Like King George’s Sound, Aden is an isolated corner of a continent, cut off by deserts from land-communication with the outer world of civilization, and important only as a refuge or coaling-station for shipping. Wild tribes of Bedouins are the only inhabitants of the deserts which bound the peninsula, and for some years after our occupation of it they made repeated attacks upon us; and strong fortifications, garrisoned chiefly by Bombay sepoy regiments, now guard the small space where it is possible to penetrate the strong natural defence of the mountains.
And the impression of strange wild primeval desolation is increased as we land. Moist as is the air in the gulf, the atmosphere of Aden itself is as dry as can be conceived, and tempts one, protected by a green veil and an umbrella, to ride or walk, or even run, in spite of the fierce sun which blazes out of the unclouded sky. Scarcely a morsel of vegetation, not a blade of grass is to be seen, only at rare intervals in the sand a leafless shrub. For at Aden not a drop of rain falls often for years in succession, though the mountain-peak not four miles from the harbour is capped with cloud. Water is supplied chiefly by distillation from the sea, and also from huge tanks. We drive to see them, passing strings of camels, and tall, dirty, melancholy, scowling Arabs, and a wretched Arab village of huts of mud and straw like a warren of ill-instructed rabbits, and turn up a hill through fortifications and covered ways hewn in the rock, where white-coated sepoy sentinels stand on guard, and down on the other side to the cantonments and to the Arab town of Aden itself, for where we landed is not Aden proper but the Bunder or port. They are a strange memorial of the past, those tanks. They are hewn out of the solid rock one above another in a steep gulley of the cloud-capt mountain, from whence at long intervals torrents of water pour down and fill them. Tradition assigns them an origin anterior to the time of Abraham, but there is no fragment of sculpture to help to give them a date; they are only huge irregular basins in the rock, capable of holding from a quarter to two or three millions of gallons each, and for centuries were almost choked with rubbish, till within the last few years our Government has cleared them out and made them available again.

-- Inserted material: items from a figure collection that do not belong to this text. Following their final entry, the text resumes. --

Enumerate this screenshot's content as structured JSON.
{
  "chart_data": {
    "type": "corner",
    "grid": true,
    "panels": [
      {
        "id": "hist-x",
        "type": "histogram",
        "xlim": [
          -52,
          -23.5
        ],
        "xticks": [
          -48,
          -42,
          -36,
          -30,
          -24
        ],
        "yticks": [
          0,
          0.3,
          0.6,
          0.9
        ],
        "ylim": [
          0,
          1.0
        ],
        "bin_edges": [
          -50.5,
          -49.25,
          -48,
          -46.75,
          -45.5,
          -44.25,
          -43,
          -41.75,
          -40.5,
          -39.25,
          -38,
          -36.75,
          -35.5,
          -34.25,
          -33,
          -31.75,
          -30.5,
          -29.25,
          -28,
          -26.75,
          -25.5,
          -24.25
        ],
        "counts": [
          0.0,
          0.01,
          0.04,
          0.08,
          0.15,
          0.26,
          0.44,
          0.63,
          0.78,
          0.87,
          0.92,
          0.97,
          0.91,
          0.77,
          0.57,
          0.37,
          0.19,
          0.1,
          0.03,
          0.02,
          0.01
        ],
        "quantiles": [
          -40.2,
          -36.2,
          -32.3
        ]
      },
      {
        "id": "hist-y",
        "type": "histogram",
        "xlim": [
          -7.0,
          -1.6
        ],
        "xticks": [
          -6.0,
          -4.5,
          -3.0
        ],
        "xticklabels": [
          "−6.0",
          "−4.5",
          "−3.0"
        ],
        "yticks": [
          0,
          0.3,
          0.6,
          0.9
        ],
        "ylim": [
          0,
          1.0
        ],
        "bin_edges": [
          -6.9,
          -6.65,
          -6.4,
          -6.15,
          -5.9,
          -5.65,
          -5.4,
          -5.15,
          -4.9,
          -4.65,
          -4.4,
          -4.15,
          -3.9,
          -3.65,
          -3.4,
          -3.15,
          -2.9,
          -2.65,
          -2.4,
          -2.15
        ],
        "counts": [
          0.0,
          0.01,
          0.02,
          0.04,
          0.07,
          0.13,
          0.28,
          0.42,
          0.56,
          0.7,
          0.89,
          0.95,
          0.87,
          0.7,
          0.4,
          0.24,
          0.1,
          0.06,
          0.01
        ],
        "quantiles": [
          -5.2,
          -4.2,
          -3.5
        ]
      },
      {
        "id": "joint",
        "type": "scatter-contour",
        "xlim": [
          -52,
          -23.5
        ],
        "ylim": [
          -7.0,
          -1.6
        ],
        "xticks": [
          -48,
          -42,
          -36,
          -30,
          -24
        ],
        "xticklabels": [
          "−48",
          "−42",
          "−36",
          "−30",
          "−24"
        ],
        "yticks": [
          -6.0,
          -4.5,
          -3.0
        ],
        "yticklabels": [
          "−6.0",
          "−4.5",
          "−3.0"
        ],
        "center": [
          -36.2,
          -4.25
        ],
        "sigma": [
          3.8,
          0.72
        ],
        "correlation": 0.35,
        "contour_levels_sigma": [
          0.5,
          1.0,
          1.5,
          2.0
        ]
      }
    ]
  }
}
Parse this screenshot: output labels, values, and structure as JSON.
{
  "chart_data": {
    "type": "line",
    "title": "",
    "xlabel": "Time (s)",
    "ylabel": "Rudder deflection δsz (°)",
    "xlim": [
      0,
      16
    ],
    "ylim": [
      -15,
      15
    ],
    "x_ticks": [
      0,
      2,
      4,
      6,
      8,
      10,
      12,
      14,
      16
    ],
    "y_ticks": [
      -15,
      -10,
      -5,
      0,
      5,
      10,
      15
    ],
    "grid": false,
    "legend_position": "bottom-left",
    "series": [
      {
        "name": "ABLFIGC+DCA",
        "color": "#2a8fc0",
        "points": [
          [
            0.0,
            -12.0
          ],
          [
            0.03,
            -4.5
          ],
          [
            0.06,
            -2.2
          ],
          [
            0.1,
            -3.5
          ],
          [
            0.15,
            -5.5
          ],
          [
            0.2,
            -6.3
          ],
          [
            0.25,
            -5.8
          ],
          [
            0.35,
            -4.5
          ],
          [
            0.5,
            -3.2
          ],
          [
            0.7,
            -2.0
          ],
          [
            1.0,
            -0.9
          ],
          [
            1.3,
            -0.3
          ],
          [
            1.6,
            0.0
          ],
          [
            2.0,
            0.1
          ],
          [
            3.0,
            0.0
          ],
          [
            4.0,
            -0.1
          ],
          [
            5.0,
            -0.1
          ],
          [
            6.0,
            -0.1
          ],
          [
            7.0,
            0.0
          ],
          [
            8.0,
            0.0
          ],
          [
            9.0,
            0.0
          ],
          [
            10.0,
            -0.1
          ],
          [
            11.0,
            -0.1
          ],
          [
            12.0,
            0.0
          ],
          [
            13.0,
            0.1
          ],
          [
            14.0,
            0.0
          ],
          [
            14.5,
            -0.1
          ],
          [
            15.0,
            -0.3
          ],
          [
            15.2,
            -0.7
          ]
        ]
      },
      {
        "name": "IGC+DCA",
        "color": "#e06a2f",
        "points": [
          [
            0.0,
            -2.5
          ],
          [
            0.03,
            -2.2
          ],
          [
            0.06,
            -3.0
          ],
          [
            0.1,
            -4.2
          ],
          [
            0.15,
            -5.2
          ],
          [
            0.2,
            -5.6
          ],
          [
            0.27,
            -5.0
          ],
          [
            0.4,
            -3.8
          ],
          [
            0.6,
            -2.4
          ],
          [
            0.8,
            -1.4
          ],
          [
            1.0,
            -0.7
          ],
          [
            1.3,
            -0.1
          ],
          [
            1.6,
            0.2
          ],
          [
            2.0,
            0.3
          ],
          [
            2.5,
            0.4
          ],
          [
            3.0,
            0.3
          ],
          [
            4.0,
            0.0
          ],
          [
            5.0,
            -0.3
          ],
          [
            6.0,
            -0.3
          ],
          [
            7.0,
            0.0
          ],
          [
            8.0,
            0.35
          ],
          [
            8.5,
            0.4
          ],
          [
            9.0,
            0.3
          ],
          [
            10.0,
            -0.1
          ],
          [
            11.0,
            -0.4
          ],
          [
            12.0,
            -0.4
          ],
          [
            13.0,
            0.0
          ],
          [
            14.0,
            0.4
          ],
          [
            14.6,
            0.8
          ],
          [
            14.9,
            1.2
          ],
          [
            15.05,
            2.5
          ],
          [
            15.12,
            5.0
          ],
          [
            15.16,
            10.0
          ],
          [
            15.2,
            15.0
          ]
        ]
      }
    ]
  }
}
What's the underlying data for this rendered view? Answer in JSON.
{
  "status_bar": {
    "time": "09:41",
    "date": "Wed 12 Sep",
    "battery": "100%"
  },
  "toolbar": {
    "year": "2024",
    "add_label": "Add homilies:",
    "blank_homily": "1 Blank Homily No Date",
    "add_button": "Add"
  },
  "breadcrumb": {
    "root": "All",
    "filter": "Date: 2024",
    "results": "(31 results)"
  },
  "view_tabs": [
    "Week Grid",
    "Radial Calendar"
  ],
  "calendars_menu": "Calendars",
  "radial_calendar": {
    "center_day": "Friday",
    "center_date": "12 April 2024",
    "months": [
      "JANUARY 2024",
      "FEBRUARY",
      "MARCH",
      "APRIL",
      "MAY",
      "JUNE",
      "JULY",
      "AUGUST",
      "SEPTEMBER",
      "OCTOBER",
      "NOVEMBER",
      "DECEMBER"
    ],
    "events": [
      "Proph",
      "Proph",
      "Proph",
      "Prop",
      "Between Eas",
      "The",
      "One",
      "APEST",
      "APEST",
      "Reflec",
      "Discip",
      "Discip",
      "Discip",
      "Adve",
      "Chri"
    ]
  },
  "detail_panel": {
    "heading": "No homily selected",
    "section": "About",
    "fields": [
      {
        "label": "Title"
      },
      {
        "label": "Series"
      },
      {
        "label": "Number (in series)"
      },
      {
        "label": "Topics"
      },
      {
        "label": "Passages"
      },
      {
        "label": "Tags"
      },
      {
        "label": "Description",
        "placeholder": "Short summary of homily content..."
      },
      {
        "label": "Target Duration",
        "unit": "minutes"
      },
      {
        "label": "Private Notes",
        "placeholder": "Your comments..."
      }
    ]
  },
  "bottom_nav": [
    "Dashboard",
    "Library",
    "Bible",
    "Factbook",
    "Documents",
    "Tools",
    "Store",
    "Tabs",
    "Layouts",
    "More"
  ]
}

Early the same afternoon we are steaming away again for Suez, and at midnight pass through the Straits of Babel-mandeb. The little island of Perim divides the straits into two. We pass through the eastern and narrower passage, which is not much more than a mile wide, and by the bright moonlight both the island and the Arabian coast are clearly visible. A few years ago, when the importance of the position of the island first became apparent, and while consuls and envoys were busy discussing to whom it belonged—for it was then uninhabited—the English quietly took possession of it, and are now admitted to have thereby acquired a good title to it. An officer or two and about half a company of troops from Aden are located on it as garrison, and considering that it is perfectly bare, without an inhabitant or a tree, or a blade of grass, or a hill, or water, or, I believe, any animal except rats, and in a climate like a furnace, it must be about as unpleasant a prison to be confined in as well could be found anywhere.